Giant

Rynek otwiera się na inwestycje

Pierwsze półrocze 2013 roku nie było łatwe dla polskich spółek, jednak w drugiej połowie roku ma nastąpić ożywienie.

Pierwsze sześć miesięcy bieżącego roku wiązało się z problemami polskich firm dotyczącymi inwestycji, rozwoju, pozyskiwania kontraktów i zatorów płatniczych. Eksperci przewidują jednak, iż druga połowa roku będzie zdecydowanie lepsza. Niektóre firmy deklarują rozpoczęcie inwestycji, wskazując na to, że jednak rynek nie jest w tak złym stanie, jak oczekiwano po I półroczu – potwierdza Mariusz Hildebrand, prezes BIG InfoMonitora.

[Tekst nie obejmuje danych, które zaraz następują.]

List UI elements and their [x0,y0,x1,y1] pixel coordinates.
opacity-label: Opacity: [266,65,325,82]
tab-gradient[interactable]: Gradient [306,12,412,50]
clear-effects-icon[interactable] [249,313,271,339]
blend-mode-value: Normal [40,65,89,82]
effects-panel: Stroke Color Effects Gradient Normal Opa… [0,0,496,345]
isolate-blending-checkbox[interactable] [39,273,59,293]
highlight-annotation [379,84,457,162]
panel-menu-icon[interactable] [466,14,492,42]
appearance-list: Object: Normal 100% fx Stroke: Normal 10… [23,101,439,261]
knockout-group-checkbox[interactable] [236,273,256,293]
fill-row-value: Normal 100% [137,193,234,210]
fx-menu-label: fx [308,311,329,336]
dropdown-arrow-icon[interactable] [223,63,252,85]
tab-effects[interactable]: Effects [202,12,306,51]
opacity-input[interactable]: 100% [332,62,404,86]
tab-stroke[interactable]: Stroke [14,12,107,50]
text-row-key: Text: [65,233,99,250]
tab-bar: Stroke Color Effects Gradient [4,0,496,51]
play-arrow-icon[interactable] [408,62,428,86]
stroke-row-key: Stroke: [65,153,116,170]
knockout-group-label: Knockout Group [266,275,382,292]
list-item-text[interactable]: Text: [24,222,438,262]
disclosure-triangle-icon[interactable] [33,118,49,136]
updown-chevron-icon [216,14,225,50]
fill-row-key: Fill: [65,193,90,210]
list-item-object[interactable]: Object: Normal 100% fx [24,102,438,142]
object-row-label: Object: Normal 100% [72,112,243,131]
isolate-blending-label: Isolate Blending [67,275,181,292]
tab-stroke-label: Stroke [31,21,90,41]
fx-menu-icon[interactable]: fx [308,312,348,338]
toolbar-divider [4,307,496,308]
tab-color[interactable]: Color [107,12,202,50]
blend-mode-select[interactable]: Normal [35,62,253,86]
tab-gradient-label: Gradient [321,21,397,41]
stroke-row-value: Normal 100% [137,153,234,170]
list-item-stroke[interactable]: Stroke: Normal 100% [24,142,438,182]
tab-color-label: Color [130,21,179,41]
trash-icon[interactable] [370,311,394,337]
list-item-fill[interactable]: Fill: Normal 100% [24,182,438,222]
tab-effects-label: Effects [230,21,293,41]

Największe problemy w 2012 i na początku 2013 roku dotknęły branże budowlaną i turystyczną. Trudna sytuacja tej drugiej trwa nadal, przede wszystkim z powodu konfliktów na świecie, m.in. w Egipcie i Syrii. 18 proc. firm turystycznych myśli o zamknięciu działalności. Z kolei w budownictwie ok. 10 proc. przedsiębiorców mówiło o potencjalnym zamknięciu działalności w drugim półroczu, ale pozostali wskazują, że trudności na rynku zaczynają ustępować – mówi Mariusz Hildebrand.

Dane makroekonomiczne wskazują na lekkie ożywienie gospodarcze, co pozwala przedsiębiorcom na większy optymizm. Jeśli ponownie pojawią się niespodziewane zawirowania w gospodarce lub na rynkach zagranicznych, to możemy mieć kolejne krótkotrwałe, gorsze trendy. Jednak patrząc na rozwój sytuacji w Polsce oraz na sytuację i opinie polskich przedsiębiorców, możemy sądzić, że rynek w drugiej połowie 2013 r. będzie znacznie lepszy niż w pierwszej – komentuje Mariusz Hildebrand.

Ekspert zwraca również uwagę na wzrost świadomości przedsiębiorców dotyczącej zarządzania płynnością finansową. Wielu przedsiębiorców nauczyło się i nadal uczy sprawdzania swoich kontrahentów. To bardzo ważne, że uczymy się działać nie po szkodzie, gdy już mamy problem z odzyskaniem pieniędzy, ale odpowiednio wcześniej. Chodzi tu np. o sprawdzanie statusu finansowego potencjalnego kontrahenta w dostępnych bazach informacyjnych. Zazwyczaj monitoring płatności polegający na zwykłym telefonie czy kontakcie osobistym okazuje się wystarczający – wyjaśnia prezes BIG InfoMonitora. Gdy natomiast dojdzie do problemów z odzyskaniem należności, firmy zwracają się do biur informacji gospodarczej czy giełdy wierzytelności, a następnie decydują się na standardowe działania mające odzyskanie należności.